(Reuters) – Oracle Corp won unconditional European Union approval on Thursday for its $7 billion takeover of Sun Microsystems, a month after offering public pledges to sooth regulatory concerns.The acquisition will reshape the high-tech landscape, with world No. 2 business software maker Oracle moving into the hardware business. Sun is the top player in the $17 billion high-end computer server market.
Meanwhile, on Jan. 27, Oracle CEO Larry Ellison plans to outline the corporate strategy of the combined companies after the deal eventually closes. He, along with other executives, is expected to reveal product roadmaps and explain how the integration of hardware, software infrastructure and applications will benefit customers.

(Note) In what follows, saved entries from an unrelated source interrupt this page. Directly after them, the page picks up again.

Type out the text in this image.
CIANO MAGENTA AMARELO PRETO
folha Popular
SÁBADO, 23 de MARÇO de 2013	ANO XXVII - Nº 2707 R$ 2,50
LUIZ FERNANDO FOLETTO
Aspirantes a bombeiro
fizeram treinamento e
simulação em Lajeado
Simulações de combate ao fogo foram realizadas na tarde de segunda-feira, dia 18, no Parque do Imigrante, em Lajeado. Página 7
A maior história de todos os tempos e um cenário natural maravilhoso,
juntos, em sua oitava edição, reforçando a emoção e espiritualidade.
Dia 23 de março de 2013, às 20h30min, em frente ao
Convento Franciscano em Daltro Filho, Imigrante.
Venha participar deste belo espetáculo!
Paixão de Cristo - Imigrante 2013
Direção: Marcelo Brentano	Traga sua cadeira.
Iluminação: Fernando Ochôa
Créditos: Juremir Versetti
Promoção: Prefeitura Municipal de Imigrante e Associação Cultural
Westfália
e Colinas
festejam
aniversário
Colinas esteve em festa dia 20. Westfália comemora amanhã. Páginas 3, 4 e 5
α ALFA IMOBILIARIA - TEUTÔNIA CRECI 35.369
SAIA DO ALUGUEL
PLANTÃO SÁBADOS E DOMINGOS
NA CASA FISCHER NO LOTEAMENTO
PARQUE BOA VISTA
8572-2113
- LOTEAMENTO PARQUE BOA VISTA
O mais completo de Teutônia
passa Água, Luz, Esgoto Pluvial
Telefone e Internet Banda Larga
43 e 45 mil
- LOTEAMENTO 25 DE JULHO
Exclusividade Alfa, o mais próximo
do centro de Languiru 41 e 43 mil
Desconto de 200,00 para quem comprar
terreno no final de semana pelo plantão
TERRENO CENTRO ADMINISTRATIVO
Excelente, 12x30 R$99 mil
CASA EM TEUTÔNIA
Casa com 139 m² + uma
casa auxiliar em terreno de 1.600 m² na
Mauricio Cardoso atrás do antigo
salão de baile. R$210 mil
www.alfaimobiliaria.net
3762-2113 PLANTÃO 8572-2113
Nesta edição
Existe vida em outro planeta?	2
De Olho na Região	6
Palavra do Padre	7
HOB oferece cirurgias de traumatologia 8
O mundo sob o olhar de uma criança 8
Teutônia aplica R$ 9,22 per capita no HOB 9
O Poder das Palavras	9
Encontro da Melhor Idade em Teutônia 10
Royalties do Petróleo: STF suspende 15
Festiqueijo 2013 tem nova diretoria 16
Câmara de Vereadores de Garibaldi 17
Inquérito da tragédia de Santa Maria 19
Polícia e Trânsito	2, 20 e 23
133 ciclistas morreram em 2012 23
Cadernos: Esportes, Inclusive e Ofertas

In an invitation to the Webcast, Oracle foreshadowed some of what Ellison will discuss, including that the combined Oracle-Sun will offer a range of products including storage, servers, networking and software that are fully integrated. Other plans include the simplification of IT management and reduction of costs for deployment and integration. In terms of future development, Ellison is expected to commit support to Sun’s SPARC, Solaris and Java platforms.
In winning the EU’s approval, Oracle promised in December to keep the market open for others to make storage engine software for Sun’s MySQL database and said it would be more open than MySQL’s previous owners.
It also pledged to invest more in MySQL research and development over the next three years and set up a separate customer advisory board of MySQL users.
The European Commission had started an in-depth investigation of the deal in September, citing concerns about the competition impact on MySQL.
"I am now satisfied that competition and innovation will be preserved on all the markets concerned. Oracle’s acquisition of Sun has the potential to revitalize important assets and create new and innovative products," EU
Competition Commissioner Neelie Kroes said in a statement.
The Commission said its decision took into account Oracle’s public pledges and that the company had already implemented some of its promises.
Oracle had in August last year received the green light from the U.S. Department of Justice for its takeover of Sun, developer of Java software, among the world’s most widely used computer languages.
Authorities in China and Russia have yet to approve the deal.